Panorama

Prozess um fahrlässige Tötung nach Legionellen-Infektion

Mit Legionellen belastetes Kühlwasser soll 2020 an der Uniklinik Köln drei Tote gefordert haben. Ein für die Klimaanlage der Klinik Verantwortlicher kommt nun wegen fahrlässiger Tötung vor Gericht.

Von dpa

06.05.2026

Vor dem Landgericht Köln geht es um eine Legionellen-Infektion mit drei Toten. (Archivbild)Rolf Vennenbernd/dpa

Vor dem Landgericht Köln geht es um eine Legionellen-Infektion mit drei Toten. (Archivbild)Rolf Vennenbernd/dpa

© Rolf Vennenbernd/dpa

Knapp sechs Jahre nach einer Legionellen-Infektion an der Uniklinik Köln mit drei Toten und drei Verletzten beginnt heute (9.15 Uhr) ein Prozess wegen fahrlässiger Tötung und fahrlässiger Körperverletzung. 

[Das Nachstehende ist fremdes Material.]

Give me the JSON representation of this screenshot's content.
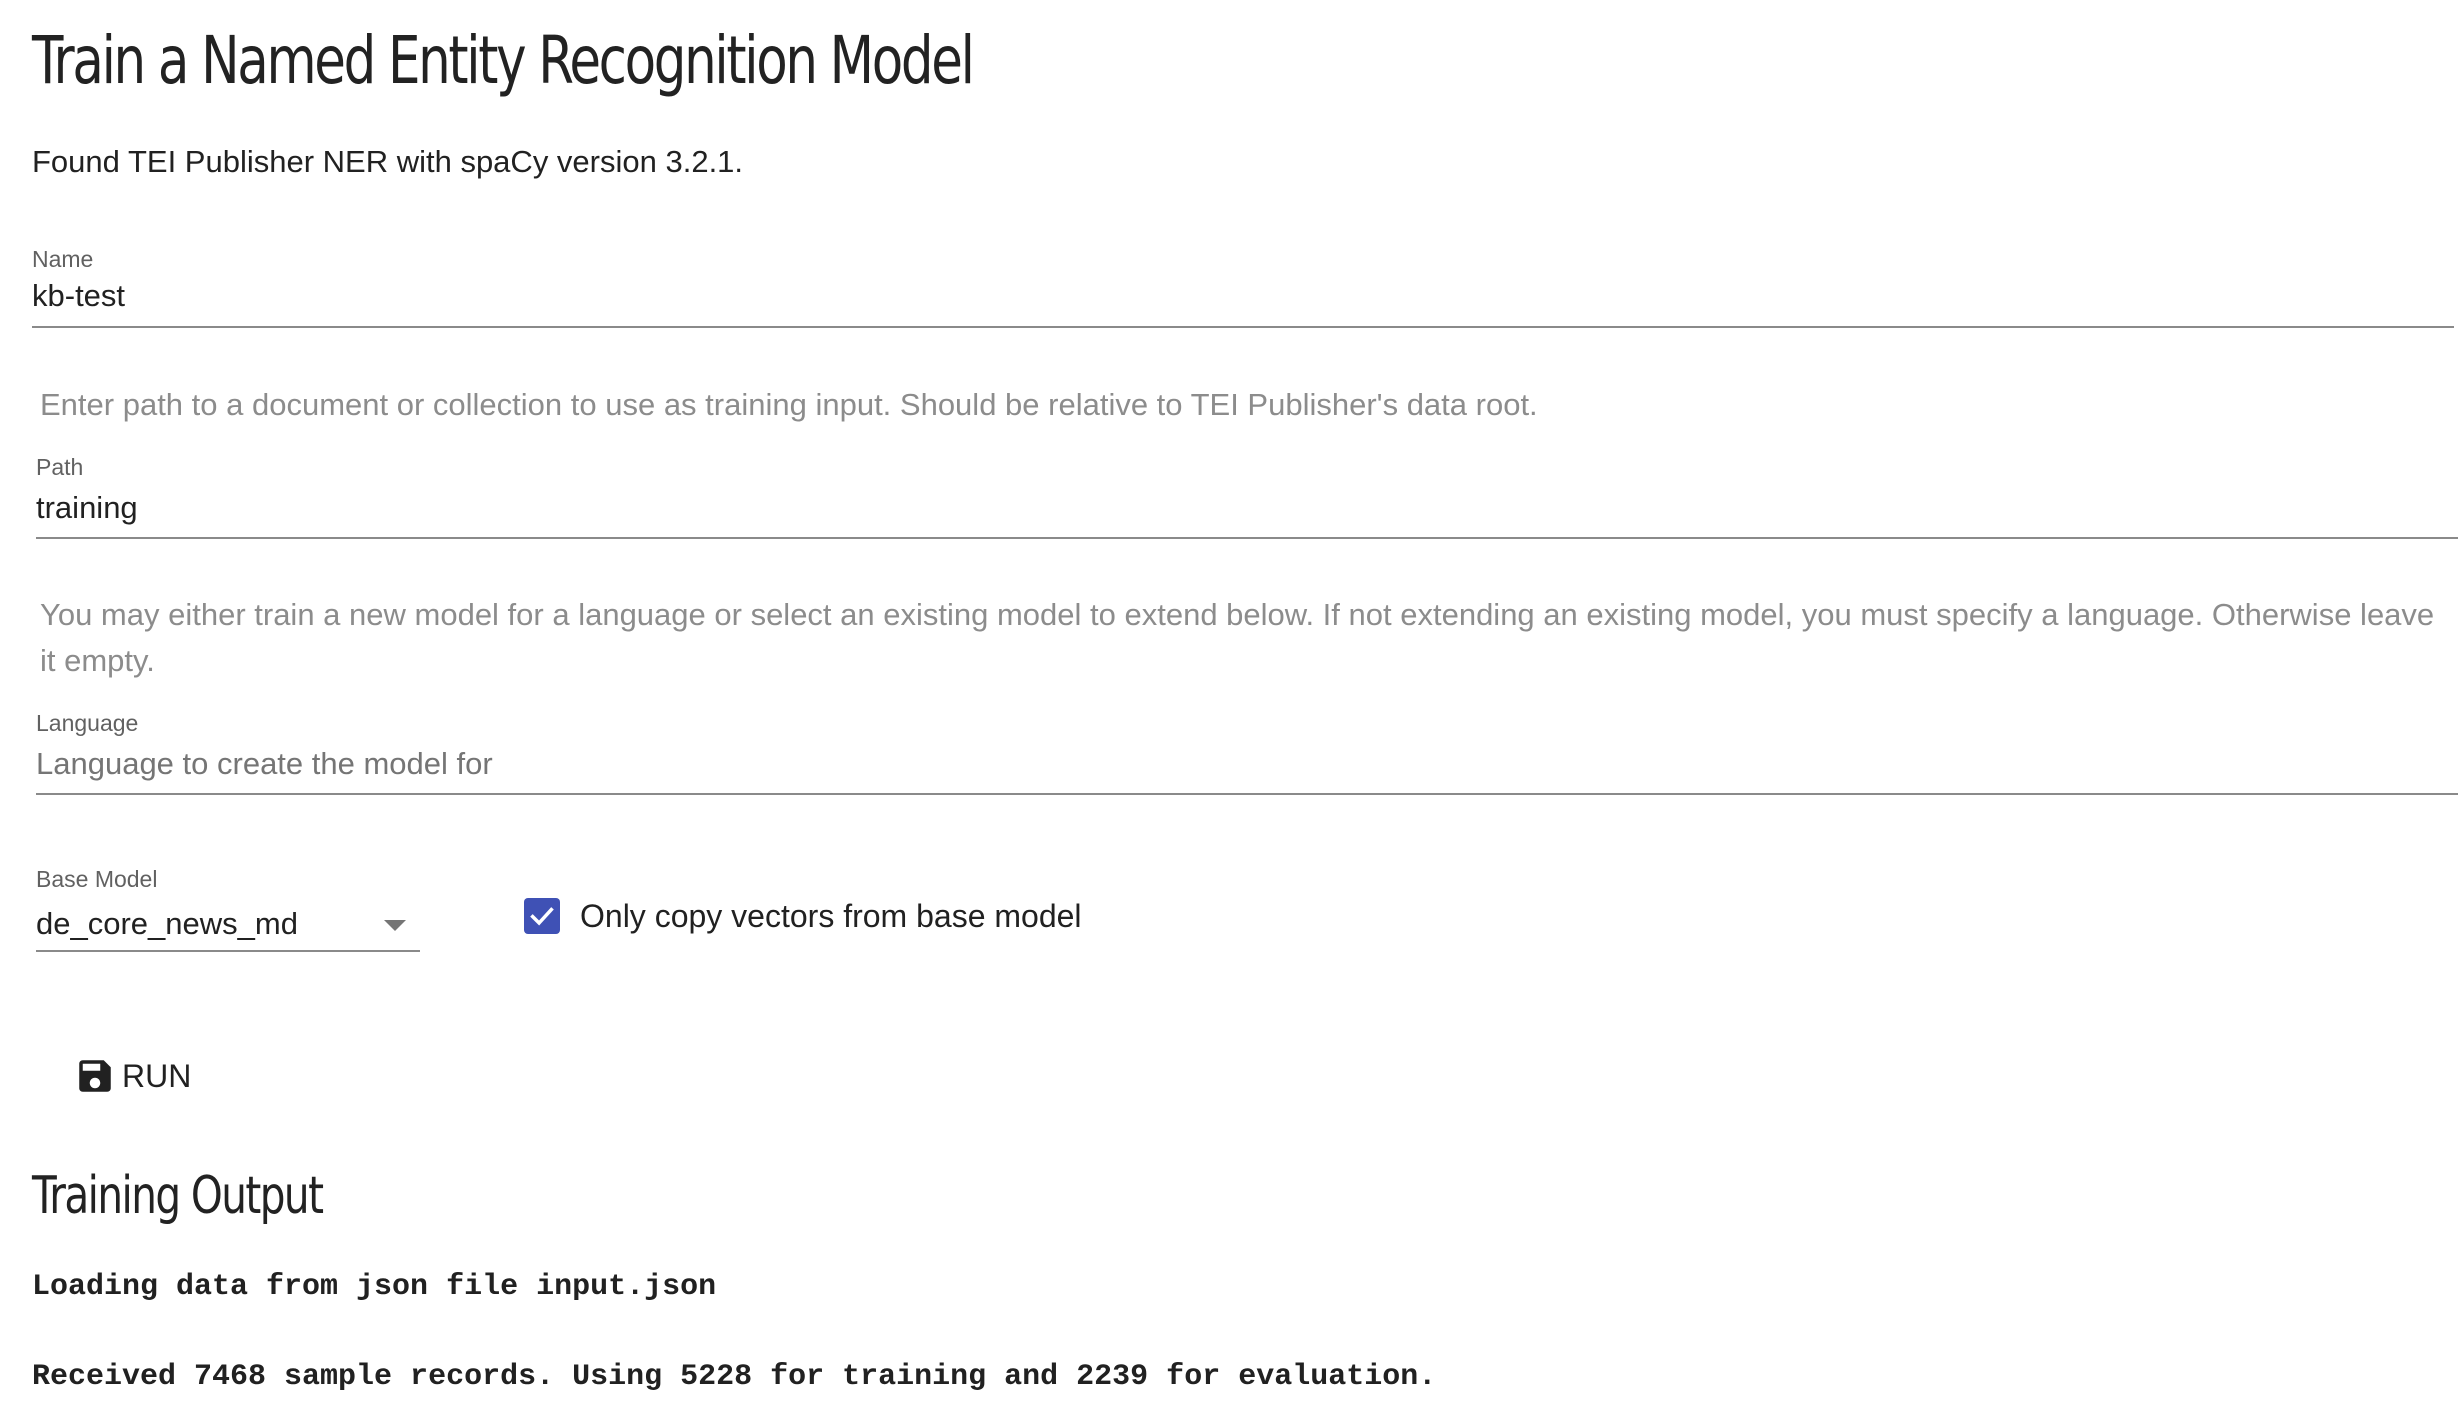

Am Kölner Landgericht angeklagt ist ein 61-Jähriger, dem die Staatsanwaltschaft zur Last legt, den Betrieb der Klima-, Kälte- und Lüftungstechnik nicht ordnungsgemäß kontrolliert und überwacht zu haben. Der 61-Jährige soll Angestellter einer für das Gebäudemanagement zuständigen Tochtergesellschaft der Uniklinik gewesen sein. 

Laut Anklage der Staatsanwaltschaft war die Anlage in der kalten Jahreszeit stillgelegt und im Januar 2020 gereinigt worden, ehe sie im Mai des Jahres wieder in Betrieb genommen wurde. Hierbei sei die Verdunstungskühlanlage mit Wasser befüllt worden, ohne dass eine per Richtlinie vorgeschriebene Untersuchung des Wassers auf Legionellen-Erreger erfolgt sei. 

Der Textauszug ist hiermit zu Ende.